When you add all this up, the cost of an RDS instance can go through the roof for a high-volume database. It also can be hard to predict the usage, storage, and transfer needs of your database, especially for new applications. Also, the raw performance might be a lot less than what you might expect running on your own hardware or even on your own instances. What makes the price worth it?
RDS vs. Installing a Database on EC2
Frequently, the choice comes down to using RDS for your database backend, or installing your own database on an EC2 instance the “traditional” way. From a purely financial perspective, installing your own database is almost guaranteed to be cheaper if you focus on AWS direct costs alone. However, there’s more to the decision than just the cost of the services.

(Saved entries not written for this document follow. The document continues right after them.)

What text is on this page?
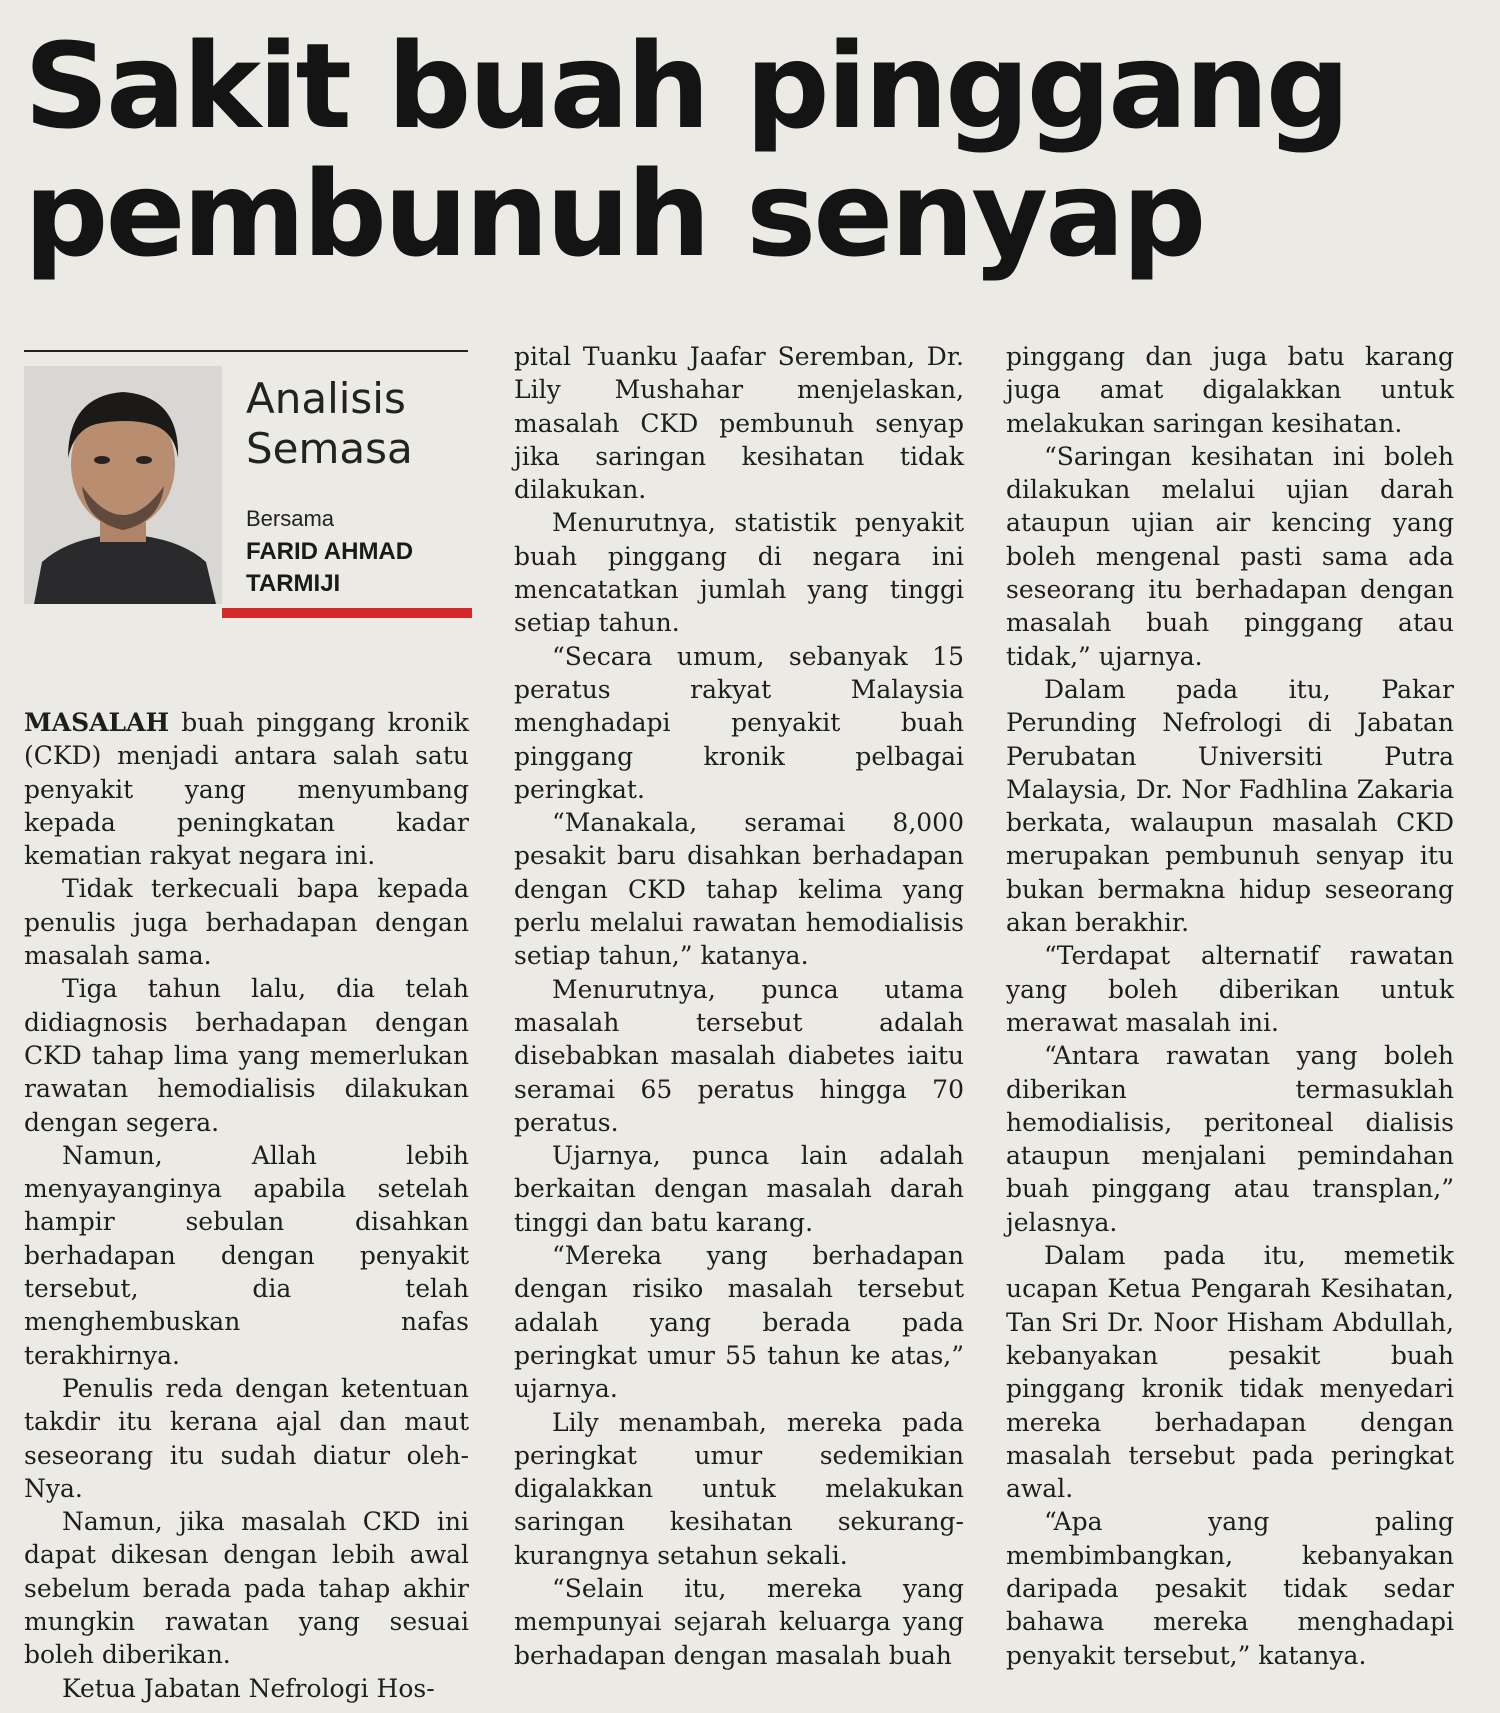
Sakit buah pinggang
pembunuh senyap
Analisis
Semasa
Bersama
FARID AHMAD
TARMIJI

MASALAH buah pinggang kronik (CKD) menjadi antara salah satu penyakit yang menyumbang kepada peningkatan kadar kematian rakyat negara ini.

Tidak terkecuali bapa kepada penulis juga berhadapan dengan masalah sama.

Tiga tahun lalu, dia telah didiagnosis berhadapan dengan CKD tahap lima yang memerlukan rawatan hemodialisis dilakukan dengan segera.

Namun, Allah lebih menyayanginya apabila setelah hampir sebulan disahkan berhadapan dengan penyakit tersebut, dia telah menghembuskan nafas terakhirnya.

Penulis reda dengan ketentuan takdir itu kerana ajal dan maut seseorang itu sudah diatur oleh-Nya.

Namun, jika masalah CKD ini dapat dikesan dengan lebih awal sebelum berada pada tahap akhir mungkin rawatan yang sesuai boleh diberikan.

Ketua Jabatan Nefrologi Hos-

pital Tuanku Jaafar Seremban, Dr. Lily Mushahar menjelaskan, masalah CKD pembunuh senyap jika saringan kesihatan tidak dilakukan.

Menurutnya, statistik penyakit buah pinggang di negara ini mencatatkan jumlah yang tinggi setiap tahun.

“Secara umum, sebanyak 15 peratus rakyat Malaysia menghadapi penyakit buah pinggang kronik pelbagai peringkat.

“Manakala, seramai 8,000 pesakit baru disahkan berhadapan dengan CKD tahap kelima yang perlu melalui rawatan hemodialisis setiap tahun,” katanya.

Menurutnya, punca utama masalah tersebut adalah disebabkan masalah diabetes iaitu seramai 65 peratus hingga 70 peratus.

Ujarnya, punca lain adalah berkaitan dengan masalah darah tinggi dan batu karang.

“Mereka yang berhadapan dengan risiko masalah tersebut adalah yang berada pada peringkat umur 55 tahun ke atas,” ujarnya.

Lily menambah, mereka pada peringkat umur sedemikian digalakkan untuk melakukan saringan kesihatan sekurang-kurangnya setahun sekali.

“Selain itu, mereka yang mempunyai sejarah keluarga yang berhadapan dengan masalah buah

pinggang dan juga batu karang juga amat digalakkan untuk melakukan saringan kesihatan.

“Saringan kesihatan ini boleh dilakukan melalui ujian darah ataupun ujian air kencing yang boleh mengenal pasti sama ada seseorang itu berhadapan dengan masalah buah pinggang atau tidak,” ujarnya.

Dalam pada itu, Pakar Perunding Nefrologi di Jabatan Perubatan Universiti Putra Malaysia, Dr. Nor Fadhlina Zakaria berkata, walaupun masalah CKD merupakan pembunuh senyap itu bukan bermakna hidup seseorang akan berakhir.

“Terdapat alternatif rawatan yang boleh diberikan untuk merawat masalah ini.

“Antara rawatan yang boleh diberikan termasuklah hemodialisis, peritoneal dialisis ataupun menjalani pemindahan buah pinggang atau transplan,” jelasnya.

Dalam pada itu, memetik ucapan Ketua Pengarah Kesihatan, Tan Sri Dr. Noor Hisham Abdullah, kebanyakan pesakit buah pinggang kronik tidak menyedari mereka berhadapan dengan masalah tersebut pada peringkat awal.

“Apa yang paling membimbangkan, kebanyakan daripada pesakit tidak sedar bahawa mereka menghadapi penyakit tersebut,” katanya.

What often gets lost in the use of a service is the time-to-value savings (which includes your time and potentially opportunity cost/benefit for bringing services online, faster). For example , by using RDS instead of your own database, you avoid the need to install and manage the OS and database software, as well as the ongoing patching of those. You also get automatic backups and recovery through the AWS console or AWS API. You avoid having to configure storage LUNs and worrying about optimizing striping for better I/O. Resizing instances is much simpler with RDS, both going smaller or bigger if necessary. High-availability (either cold or warm) is available at the click of a button. All of this means less management for you and faster deployment times, though at a higher price point. If your company competes in a highly competitive market, these faster deployment times can make all the difference in the world to your bottom line.
One downside of just about every PaaS offering (and RDS was no exception) is that there typically is no “OFF” switch. This means that in non-production environments you are paying for the service, whether your devops folks are using it or not. For RDS that was changed recently by AWS. RDS instances in dev/test environments can now be stopped. .

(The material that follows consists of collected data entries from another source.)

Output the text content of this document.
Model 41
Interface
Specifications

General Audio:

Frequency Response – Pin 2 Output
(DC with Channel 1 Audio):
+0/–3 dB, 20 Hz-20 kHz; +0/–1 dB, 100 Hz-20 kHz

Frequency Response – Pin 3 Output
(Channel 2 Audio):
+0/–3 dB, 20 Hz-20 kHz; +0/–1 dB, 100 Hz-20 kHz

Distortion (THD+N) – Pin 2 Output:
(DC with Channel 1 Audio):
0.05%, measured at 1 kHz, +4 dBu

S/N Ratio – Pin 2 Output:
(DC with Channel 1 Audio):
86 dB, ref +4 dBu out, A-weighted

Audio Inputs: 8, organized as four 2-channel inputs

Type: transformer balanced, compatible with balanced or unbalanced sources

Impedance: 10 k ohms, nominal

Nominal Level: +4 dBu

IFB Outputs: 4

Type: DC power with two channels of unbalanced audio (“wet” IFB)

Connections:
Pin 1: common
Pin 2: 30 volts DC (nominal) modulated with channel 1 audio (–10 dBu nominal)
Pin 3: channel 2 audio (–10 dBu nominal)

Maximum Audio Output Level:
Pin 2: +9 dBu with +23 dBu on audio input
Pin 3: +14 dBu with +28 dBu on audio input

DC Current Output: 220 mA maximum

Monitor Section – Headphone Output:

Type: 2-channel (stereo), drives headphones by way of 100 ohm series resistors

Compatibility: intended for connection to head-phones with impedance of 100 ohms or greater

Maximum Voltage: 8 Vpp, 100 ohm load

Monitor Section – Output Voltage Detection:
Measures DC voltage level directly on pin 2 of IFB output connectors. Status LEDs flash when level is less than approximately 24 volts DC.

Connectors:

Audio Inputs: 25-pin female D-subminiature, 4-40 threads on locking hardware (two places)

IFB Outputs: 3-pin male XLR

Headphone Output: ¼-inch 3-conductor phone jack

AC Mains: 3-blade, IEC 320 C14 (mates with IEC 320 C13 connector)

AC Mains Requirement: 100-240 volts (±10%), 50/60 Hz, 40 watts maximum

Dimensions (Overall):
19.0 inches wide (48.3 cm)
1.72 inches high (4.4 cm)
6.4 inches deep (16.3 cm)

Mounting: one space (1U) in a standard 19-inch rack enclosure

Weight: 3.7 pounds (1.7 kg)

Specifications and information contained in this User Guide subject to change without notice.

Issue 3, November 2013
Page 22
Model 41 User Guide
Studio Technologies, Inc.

ParkMyCloud has made “parking” public cloud compute resources as simple as possible. We also natively support parking RDS instances as well, helping you save money on non-production databases.
By using our Logical Groups feature, you can create a simple “stack” containing both compute instances and RDS databases to represent a particular application. The start/stop times can be sequenced within the group and a single schedule can be used on the group for simplified management.

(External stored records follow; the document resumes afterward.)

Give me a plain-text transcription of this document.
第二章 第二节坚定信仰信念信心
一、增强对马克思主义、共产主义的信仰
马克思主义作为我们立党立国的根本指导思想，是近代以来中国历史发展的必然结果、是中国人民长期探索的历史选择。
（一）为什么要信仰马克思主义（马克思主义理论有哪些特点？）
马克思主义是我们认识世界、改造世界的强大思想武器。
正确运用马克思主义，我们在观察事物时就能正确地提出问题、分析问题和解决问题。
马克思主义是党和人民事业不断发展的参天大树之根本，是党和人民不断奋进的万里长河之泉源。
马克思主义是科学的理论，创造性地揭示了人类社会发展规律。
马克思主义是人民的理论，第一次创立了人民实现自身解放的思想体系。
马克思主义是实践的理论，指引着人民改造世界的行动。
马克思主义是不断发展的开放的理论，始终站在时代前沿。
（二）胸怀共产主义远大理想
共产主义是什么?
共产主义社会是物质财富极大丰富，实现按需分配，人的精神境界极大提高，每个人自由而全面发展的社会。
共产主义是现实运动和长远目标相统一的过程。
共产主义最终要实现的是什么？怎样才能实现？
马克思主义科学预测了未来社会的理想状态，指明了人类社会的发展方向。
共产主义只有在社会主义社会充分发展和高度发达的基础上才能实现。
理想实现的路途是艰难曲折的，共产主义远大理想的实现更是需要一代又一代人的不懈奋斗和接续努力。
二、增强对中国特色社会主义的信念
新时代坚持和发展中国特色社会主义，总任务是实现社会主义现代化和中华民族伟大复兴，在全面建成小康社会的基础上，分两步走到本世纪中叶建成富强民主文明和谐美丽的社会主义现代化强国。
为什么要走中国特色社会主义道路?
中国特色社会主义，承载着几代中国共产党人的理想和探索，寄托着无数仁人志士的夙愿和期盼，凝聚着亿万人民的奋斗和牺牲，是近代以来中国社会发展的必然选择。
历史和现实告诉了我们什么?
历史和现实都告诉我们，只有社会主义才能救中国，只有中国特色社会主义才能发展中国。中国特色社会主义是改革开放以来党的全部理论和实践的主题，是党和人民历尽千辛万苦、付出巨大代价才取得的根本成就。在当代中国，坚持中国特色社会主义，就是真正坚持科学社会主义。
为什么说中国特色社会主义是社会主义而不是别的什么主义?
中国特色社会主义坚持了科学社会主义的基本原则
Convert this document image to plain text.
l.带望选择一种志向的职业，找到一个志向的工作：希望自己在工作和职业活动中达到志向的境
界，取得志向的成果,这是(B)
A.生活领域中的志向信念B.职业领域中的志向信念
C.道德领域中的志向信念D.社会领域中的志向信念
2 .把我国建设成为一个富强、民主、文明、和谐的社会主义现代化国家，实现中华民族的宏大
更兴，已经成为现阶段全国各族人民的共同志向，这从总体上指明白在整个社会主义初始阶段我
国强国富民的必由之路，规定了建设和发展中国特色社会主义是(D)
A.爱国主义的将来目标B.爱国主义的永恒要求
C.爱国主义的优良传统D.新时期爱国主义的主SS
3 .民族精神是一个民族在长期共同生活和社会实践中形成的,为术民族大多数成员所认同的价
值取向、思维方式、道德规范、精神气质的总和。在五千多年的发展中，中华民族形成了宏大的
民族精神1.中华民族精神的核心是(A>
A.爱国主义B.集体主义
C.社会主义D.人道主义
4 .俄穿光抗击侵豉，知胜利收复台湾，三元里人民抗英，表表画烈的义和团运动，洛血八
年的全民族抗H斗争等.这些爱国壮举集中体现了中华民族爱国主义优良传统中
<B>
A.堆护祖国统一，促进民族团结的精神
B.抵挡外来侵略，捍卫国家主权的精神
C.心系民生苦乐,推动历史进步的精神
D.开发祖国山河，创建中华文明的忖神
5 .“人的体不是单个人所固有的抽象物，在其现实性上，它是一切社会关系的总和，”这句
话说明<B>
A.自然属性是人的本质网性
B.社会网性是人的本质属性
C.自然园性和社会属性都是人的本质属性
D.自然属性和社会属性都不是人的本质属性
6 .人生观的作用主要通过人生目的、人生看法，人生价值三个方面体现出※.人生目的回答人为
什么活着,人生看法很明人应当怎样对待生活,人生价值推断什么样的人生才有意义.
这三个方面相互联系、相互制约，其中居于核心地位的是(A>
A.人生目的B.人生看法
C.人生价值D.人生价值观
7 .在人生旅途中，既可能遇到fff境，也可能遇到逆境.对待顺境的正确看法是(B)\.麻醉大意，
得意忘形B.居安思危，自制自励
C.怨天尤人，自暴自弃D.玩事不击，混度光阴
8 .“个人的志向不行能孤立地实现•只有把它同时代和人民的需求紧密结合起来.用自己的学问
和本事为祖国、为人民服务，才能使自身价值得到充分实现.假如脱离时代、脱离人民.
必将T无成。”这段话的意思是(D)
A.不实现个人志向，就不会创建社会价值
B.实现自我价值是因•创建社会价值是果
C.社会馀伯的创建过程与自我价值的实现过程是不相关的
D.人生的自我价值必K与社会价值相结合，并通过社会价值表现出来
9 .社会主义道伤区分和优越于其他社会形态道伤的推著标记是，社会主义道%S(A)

AWS RDS pricing can get a bit tricky, and really requires you to know the details of your database in order to accurately predict the bill. However, there are a ton of benefits to using the service, and can really help streamline your systems administration by handling the management and deployment of your backend database. For companies that are moving to the cloud (or born in the cloud), RDS might be your choice when compared to running on a separate compute instance or on your own hypervisor, as it allows you to focus on your business and application, not on being a database administrator. For larger, established companies with a large team of DBAs and well established automation or for IO-intensive applications, RDS might not be the right fit for your business. By knowing the features, benefits, drawbacks, and factors in the cost, you can make the most informed decision for your database needs.